It’s eight in the morning, and farmers with hand hoes and buckets have been here for two hours already, weeding and watering their plots before the heat of the day. Over 200 members of the Somali Bantu community of Lewiston, Maine, make the short drive out to Liberation Farms a few times each week to tend their crops. Visitors to our farm often comment on how few weeds they spot between stalks of corn. It’s not magic, we tell them: our farmers are constantly in friendly competition to see who can have the best-looking plot.
Like a large-scale community garden, Liberation Farms allows families to grow food for themselves. We want to feed our kids the foods that we grew up with in Somalia, like corn, greens, and goat meat. Working together, we can make this happen in a way we never could have individually. In 2020, support from community partners helped us move our farm operations onto a single property where we have room for everyone – and a herd of goats, too!
Many people in our community are supporting large families through hourly-wage jobs. Since high-quality produce is otherwise unaffordable for us, growing for ourselves at Liberation Farms is a path to financial savings and food independence. We also use the SNAP and WIC programs to give our community and others much-needed nourishment, boosting the health and cultural connections of younger generations.

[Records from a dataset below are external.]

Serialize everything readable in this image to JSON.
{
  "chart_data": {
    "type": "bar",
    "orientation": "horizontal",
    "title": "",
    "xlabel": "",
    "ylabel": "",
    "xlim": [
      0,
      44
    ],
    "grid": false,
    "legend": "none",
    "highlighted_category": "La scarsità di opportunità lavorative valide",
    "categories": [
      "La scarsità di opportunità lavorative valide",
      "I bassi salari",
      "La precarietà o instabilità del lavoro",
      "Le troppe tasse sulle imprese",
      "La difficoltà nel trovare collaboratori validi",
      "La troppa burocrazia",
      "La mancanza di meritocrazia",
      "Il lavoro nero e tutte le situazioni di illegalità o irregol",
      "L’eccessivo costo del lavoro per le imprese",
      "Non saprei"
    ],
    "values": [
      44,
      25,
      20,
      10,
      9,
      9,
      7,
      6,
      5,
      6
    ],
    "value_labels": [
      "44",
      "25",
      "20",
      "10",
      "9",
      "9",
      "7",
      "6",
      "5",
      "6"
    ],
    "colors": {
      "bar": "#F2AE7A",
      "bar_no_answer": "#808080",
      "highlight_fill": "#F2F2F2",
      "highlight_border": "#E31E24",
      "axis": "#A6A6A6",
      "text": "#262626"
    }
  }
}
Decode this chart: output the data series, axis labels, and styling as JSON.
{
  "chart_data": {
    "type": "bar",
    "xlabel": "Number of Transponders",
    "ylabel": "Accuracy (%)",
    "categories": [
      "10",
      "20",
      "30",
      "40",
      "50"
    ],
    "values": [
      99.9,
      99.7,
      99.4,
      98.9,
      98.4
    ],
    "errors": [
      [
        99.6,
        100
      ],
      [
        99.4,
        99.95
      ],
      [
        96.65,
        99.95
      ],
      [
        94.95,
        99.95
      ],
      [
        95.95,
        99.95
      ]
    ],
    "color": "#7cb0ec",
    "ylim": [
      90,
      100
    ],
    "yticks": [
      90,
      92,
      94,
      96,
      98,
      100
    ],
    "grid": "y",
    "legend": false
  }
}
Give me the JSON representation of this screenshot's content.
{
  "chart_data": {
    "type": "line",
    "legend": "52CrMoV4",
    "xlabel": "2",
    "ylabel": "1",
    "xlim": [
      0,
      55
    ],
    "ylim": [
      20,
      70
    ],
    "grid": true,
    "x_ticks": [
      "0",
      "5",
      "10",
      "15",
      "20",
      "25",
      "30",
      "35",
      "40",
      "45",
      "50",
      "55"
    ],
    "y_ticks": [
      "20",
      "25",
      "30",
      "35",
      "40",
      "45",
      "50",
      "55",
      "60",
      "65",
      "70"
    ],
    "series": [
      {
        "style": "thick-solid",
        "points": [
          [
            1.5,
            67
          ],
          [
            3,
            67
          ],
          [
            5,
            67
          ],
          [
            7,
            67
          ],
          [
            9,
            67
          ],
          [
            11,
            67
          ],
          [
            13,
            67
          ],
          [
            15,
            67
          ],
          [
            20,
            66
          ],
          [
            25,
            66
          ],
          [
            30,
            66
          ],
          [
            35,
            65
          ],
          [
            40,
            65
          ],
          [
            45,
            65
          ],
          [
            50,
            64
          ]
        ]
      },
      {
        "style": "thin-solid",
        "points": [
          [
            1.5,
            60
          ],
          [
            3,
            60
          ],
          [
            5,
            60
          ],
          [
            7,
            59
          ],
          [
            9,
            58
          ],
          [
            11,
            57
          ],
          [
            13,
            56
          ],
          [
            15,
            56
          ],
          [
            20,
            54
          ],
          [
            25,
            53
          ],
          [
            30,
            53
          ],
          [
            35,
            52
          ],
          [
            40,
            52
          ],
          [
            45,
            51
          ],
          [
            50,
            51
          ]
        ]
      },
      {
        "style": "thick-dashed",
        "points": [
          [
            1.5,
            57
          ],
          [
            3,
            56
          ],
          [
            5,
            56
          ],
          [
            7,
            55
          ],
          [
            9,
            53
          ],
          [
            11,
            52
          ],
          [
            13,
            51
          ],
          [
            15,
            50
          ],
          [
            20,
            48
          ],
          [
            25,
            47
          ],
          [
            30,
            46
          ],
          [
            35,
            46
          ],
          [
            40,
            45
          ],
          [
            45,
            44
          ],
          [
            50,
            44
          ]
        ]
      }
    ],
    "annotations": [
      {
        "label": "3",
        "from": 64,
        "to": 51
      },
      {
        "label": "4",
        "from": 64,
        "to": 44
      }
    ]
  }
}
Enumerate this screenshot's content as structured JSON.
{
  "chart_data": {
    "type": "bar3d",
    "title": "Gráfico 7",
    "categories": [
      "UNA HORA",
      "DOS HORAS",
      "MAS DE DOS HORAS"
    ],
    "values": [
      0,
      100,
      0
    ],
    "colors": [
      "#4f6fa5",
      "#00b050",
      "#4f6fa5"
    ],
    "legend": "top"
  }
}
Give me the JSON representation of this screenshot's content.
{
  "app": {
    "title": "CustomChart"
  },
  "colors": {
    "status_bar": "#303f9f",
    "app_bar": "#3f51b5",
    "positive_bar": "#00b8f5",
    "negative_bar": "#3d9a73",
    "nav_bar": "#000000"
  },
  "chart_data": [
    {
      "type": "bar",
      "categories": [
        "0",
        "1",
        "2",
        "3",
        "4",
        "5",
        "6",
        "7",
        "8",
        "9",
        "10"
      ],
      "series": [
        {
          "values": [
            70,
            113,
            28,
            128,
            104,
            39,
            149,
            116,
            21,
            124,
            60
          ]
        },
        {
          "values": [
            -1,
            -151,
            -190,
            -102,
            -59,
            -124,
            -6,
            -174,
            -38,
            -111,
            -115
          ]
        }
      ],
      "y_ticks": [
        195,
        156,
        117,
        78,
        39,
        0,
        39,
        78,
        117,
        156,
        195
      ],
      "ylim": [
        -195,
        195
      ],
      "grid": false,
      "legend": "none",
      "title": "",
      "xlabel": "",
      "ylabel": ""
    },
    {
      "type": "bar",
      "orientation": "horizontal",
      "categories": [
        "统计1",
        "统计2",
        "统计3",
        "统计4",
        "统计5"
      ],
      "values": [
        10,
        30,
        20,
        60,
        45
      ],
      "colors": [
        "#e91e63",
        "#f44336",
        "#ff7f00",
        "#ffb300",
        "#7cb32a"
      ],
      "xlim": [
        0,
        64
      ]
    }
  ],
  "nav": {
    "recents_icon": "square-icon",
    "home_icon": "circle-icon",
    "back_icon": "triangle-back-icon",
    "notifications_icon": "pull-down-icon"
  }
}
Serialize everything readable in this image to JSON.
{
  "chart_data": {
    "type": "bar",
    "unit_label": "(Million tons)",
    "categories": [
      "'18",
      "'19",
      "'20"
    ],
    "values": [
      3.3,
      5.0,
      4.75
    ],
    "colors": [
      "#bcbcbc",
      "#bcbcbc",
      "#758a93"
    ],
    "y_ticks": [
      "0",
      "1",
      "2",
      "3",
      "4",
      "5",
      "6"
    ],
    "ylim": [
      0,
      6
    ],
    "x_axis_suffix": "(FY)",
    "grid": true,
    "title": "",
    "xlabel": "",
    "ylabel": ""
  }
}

Liberation Farms is also growing our Iskaashito program, through which farmers work together to sell vegetables at our farmers markets and farm stand. People beyond the Somali Bantu community are buying everything from cornmeal to tomatoes from us, and we encourage them to use food stamps to turn just a few dollars into a fresh basket of veggies. We are so excited to see what the future brings now that we have found a home here in Maine.